Di akhir pelatihan yang saya ampu, panitia sangat merekomendasikan agar saya mengunjungi kota bernama Takengon, kota yang bisa Anda sebut sebagai pusat budaya Gayo, di Aceh Tengah. Kabupaten Aceh Tengah yang dulunya memiliki area sangat luas, kini secara administratif terbagi menjadi Aceh Tengah, Bener Meriah, dan Aceh Tenggara. Ya, nama kedua itu benar, Bener Meriah. Menggelitik, ya namanya.
Lalu, disepakatilah kemudian bahwa kami akan pergi ke kota tersebut dengan seorang teman lama, Pak. “Siwin” Mustika namanya. “Siwin” adalah panggilan umum untuk anak laki-laki dalam budaya Gayo. Jadi, itu lucu nama panggilannya “Pak Siwin” 🙂 Tapi, begitulah panggilan rekan-rekannya di Politeknik Negeri Lhokseumawe.
Kami menyalakan mesin untuk memanasinya jam 9.30. Tak lama kemudian, Panther tua ini merangkak naik menyusuri punggungan gunung, yang membentang dari kawasan Permata hingga Bener Meriah. Ya, ini adalah ‘sejengkal’ punggung Bukit Barisan. Jalan beraspal sangat bagus dan juga lebar. Ini bukan Trans-Sumatera yang membentang di sepanjang pantai timur. Orang di sana menyebutnya Jalan KKA, karena dulunya dibangun oleh PT Kertas Kraft Aceh (KKA), sebuah perusahaan milik negara yang bergerak di bidang pulp dan kertas. Perusahaan ini memproduksi kantong semen sebagai produk utamanya, dan perusahaan ini membangun jalan tanah untuk mengangkut kayu pinus merkusi yang dipotong dari daerah sekitarnya.
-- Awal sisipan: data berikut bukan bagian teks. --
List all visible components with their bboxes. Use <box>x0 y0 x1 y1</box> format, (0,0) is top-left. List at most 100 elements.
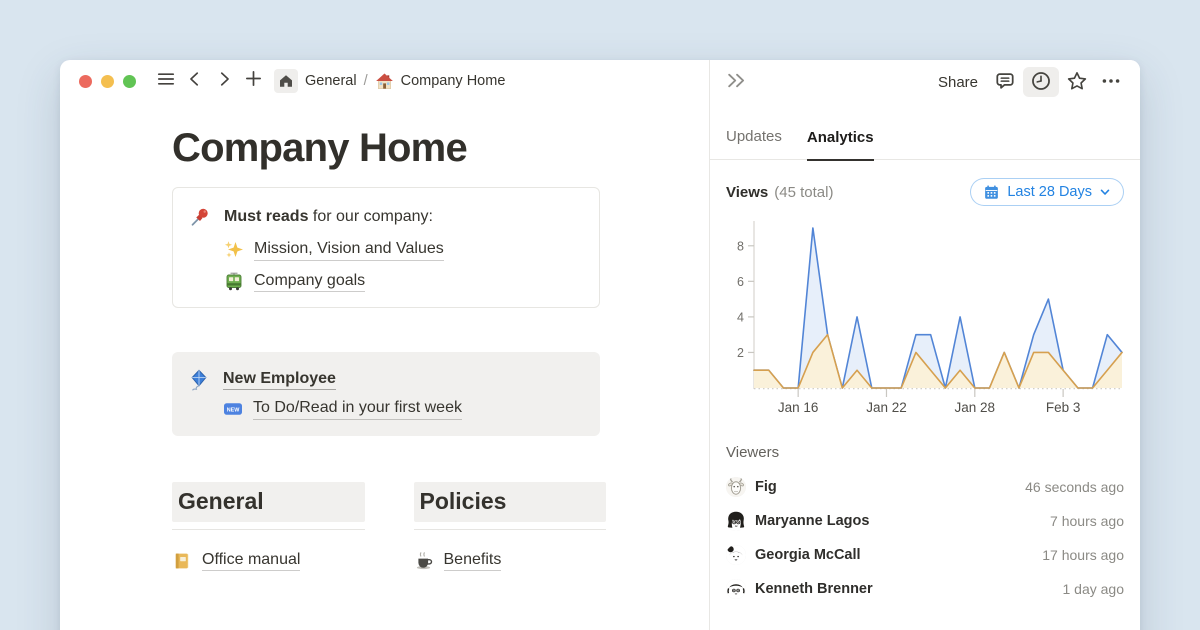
share-button[interactable]: Share <box>929 70 987 95</box>
svg-text:6: 6 <box>737 275 744 289</box>
new-page-button[interactable] <box>240 68 266 94</box>
panel-tabs: Updates Analytics <box>710 104 1140 160</box>
new-employee-callout: New Employee NEW To Do/Read in your firs… <box>172 352 600 436</box>
avatar-fig <box>726 477 746 497</box>
new-employee-link[interactable]: New Employee <box>223 370 336 390</box>
plus-icon <box>244 69 263 93</box>
viewer-time: 1 day ago <box>1063 581 1125 597</box>
minimize-window-button[interactable] <box>101 75 114 88</box>
svg-text:NEW: NEW <box>227 408 240 414</box>
list-item: Benefits <box>414 551 607 572</box>
viewer-name: Maryanne Lagos <box>755 513 869 529</box>
section-columns: General Office manual Policies Benefits <box>172 482 606 572</box>
views-total: (45 total) <box>774 184 833 201</box>
updates-history-button[interactable] <box>1023 67 1059 97</box>
viewers-section: Viewers Fig 46 seconds ago Maryanne Lago… <box>726 444 1124 606</box>
viewer-time: 46 seconds ago <box>1025 479 1124 495</box>
must-reads-lead-rest: for our company: <box>308 208 433 225</box>
list-item: NEW To Do/Read in your first week <box>223 399 462 420</box>
date-range-label: Last 28 Days <box>1007 184 1092 200</box>
comments-button[interactable] <box>989 67 1021 97</box>
viewer-row[interactable]: Fig 46 seconds ago <box>726 470 1124 504</box>
chevron-left-icon <box>186 70 204 93</box>
first-week-todo-link[interactable]: To Do/Read in your first week <box>253 399 462 420</box>
divider <box>172 529 365 530</box>
avatar-georgia <box>726 545 746 565</box>
svg-text:Jan 16: Jan 16 <box>778 400 819 415</box>
avatar-kenneth <box>726 579 746 599</box>
views-header: Views (45 total) Last 28 Days <box>726 178 1124 206</box>
close-window-button[interactable] <box>79 75 92 88</box>
back-button[interactable] <box>182 68 208 94</box>
page-content: Company Home Must reads for our company:… <box>60 102 709 630</box>
company-goals-link[interactable]: Company goals <box>254 272 365 293</box>
breadcrumb-separator: / <box>364 73 368 89</box>
hamburger-menu-icon <box>156 69 176 94</box>
views-chart: 2468Jan 16Jan 22Jan 28Feb 3 <box>726 215 1124 420</box>
sparkles-icon <box>224 240 244 260</box>
coffee-icon <box>414 551 434 571</box>
collapse-panel-button[interactable] <box>720 67 752 97</box>
benefits-link[interactable]: Benefits <box>444 551 502 572</box>
more-options-button[interactable] <box>1095 67 1127 97</box>
svg-text:Feb 3: Feb 3 <box>1046 400 1081 415</box>
viewer-name: Georgia McCall <box>755 547 861 563</box>
tram-icon <box>224 272 244 292</box>
section-heading: Policies <box>414 482 607 522</box>
house-icon <box>375 72 394 91</box>
new-employee-body: New Employee NEW To Do/Read in your firs… <box>223 368 462 420</box>
must-reads-lead: Must reads for our company: <box>224 205 444 229</box>
divider <box>414 529 607 530</box>
svg-text:Jan 22: Jan 22 <box>866 400 907 415</box>
analytics-panel: Share Updates Analytics Views ( <box>709 60 1140 630</box>
office-manual-link[interactable]: Office manual <box>202 551 300 572</box>
breadcrumb: General / Company Home <box>274 69 505 93</box>
mission-vision-values-link[interactable]: Mission, Vision and Values <box>254 240 444 261</box>
must-reads-callout: Must reads for our company: Mission, Vis… <box>172 187 600 308</box>
section-policies: Policies Benefits <box>414 482 607 572</box>
sidebar-toggle-button[interactable] <box>153 68 179 94</box>
calendar-icon <box>983 184 1000 201</box>
viewer-row[interactable]: Kenneth Brenner 1 day ago <box>726 572 1124 606</box>
tab-analytics[interactable]: Analytics <box>807 129 874 161</box>
svg-text:2: 2 <box>737 346 744 360</box>
teamspace-home-icon[interactable] <box>274 69 298 93</box>
notebook-icon <box>172 551 192 571</box>
page-title: Company Home <box>172 124 709 173</box>
must-reads-body: Must reads for our company: Mission, Vis… <box>224 205 444 292</box>
new-badge-icon: NEW <box>223 399 243 419</box>
viewer-time: 17 hours ago <box>1042 547 1124 563</box>
favorite-button[interactable] <box>1061 67 1093 97</box>
breadcrumb-page[interactable]: Company Home <box>401 73 506 89</box>
date-range-button[interactable]: Last 28 Days <box>970 178 1124 206</box>
viewers-label: Viewers <box>726 444 1124 461</box>
viewer-time: 7 hours ago <box>1050 513 1124 529</box>
app-window: General / Company Home Company Home Must… <box>60 60 1140 630</box>
must-reads-lead-bold: Must reads <box>224 208 308 225</box>
list-item: New Employee <box>223 370 462 388</box>
kite-icon <box>188 368 210 420</box>
viewer-name: Fig <box>755 479 777 495</box>
pushpin-icon <box>189 205 211 292</box>
tab-updates[interactable]: Updates <box>726 128 782 159</box>
zoom-window-button[interactable] <box>123 75 136 88</box>
comment-icon <box>994 70 1016 95</box>
ellipsis-icon <box>1100 70 1122 95</box>
svg-text:8: 8 <box>737 239 744 253</box>
list-item: Company goals <box>224 272 444 293</box>
clock-icon <box>1030 70 1052 95</box>
forward-button[interactable] <box>211 68 237 94</box>
panel-toolbar-actions: Share <box>929 67 1127 97</box>
list-item: Mission, Vision and Values <box>224 240 444 261</box>
viewer-name: Kenneth Brenner <box>755 581 873 597</box>
section-heading: General <box>172 482 365 522</box>
window-controls <box>79 75 136 88</box>
star-icon <box>1066 70 1088 95</box>
breadcrumb-teamspace[interactable]: General <box>305 73 357 89</box>
panel-toolbar: Share <box>710 60 1140 104</box>
titlebar: General / Company Home <box>60 60 709 102</box>
double-chevron-right-icon <box>726 70 747 94</box>
section-general: General Office manual <box>172 482 365 572</box>
viewer-row[interactable]: Georgia McCall 17 hours ago <box>726 538 1124 572</box>
viewer-row[interactable]: Maryanne Lagos 7 hours ago <box>726 504 1124 538</box>
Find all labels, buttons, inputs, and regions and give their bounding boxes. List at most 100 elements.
Jalan yang kini menjadi jalan beraspal ini merayap dari Kawasan Permata ke Danau Laut Tawar.
Pak Siwin menuturkan, “Di musim hujan kita tidak bisa mengharapkan perjalanan yang mudah ke sini karena sebagian besar roda kendaraan pasti hanya berputar di atas lumpur licin. Di musim kemarau, debu tebal akan mengikuti truk-truk besar dengan muatan kayu pinus yang berat. ”
Sekarang jalan itu telah diaspal dengan sangat baik oleh pemerintah. Lihat kanan dan kiri, pohon pinang berdiri menjulang menyambut Anda di pagi yang sejuk. Dan dari sinilah “Pak Siwin” mencerahkan saya dengan beberapa hal yang tidak pernah saya bayangkan.
Dia tersenyum dan berkata, “Bukan, Pak Sugeng, itu Batak Karo.”
Saya tersenyum balik padanya, mengakui bahwa pengetahuan budaya saya sangat terbatas. Dengan cepat saya menyimpulkan bahwa orang Gayo adalah orang Aceh di wilayah tertentu. Tapi ternyata saya keliru dari cara pandang orang Gayo. Percakapan kami selanjutnya mengungkap cara pandang Gayo dari sudut pandang seorang Gayo tentang masyarakat dan budayanya.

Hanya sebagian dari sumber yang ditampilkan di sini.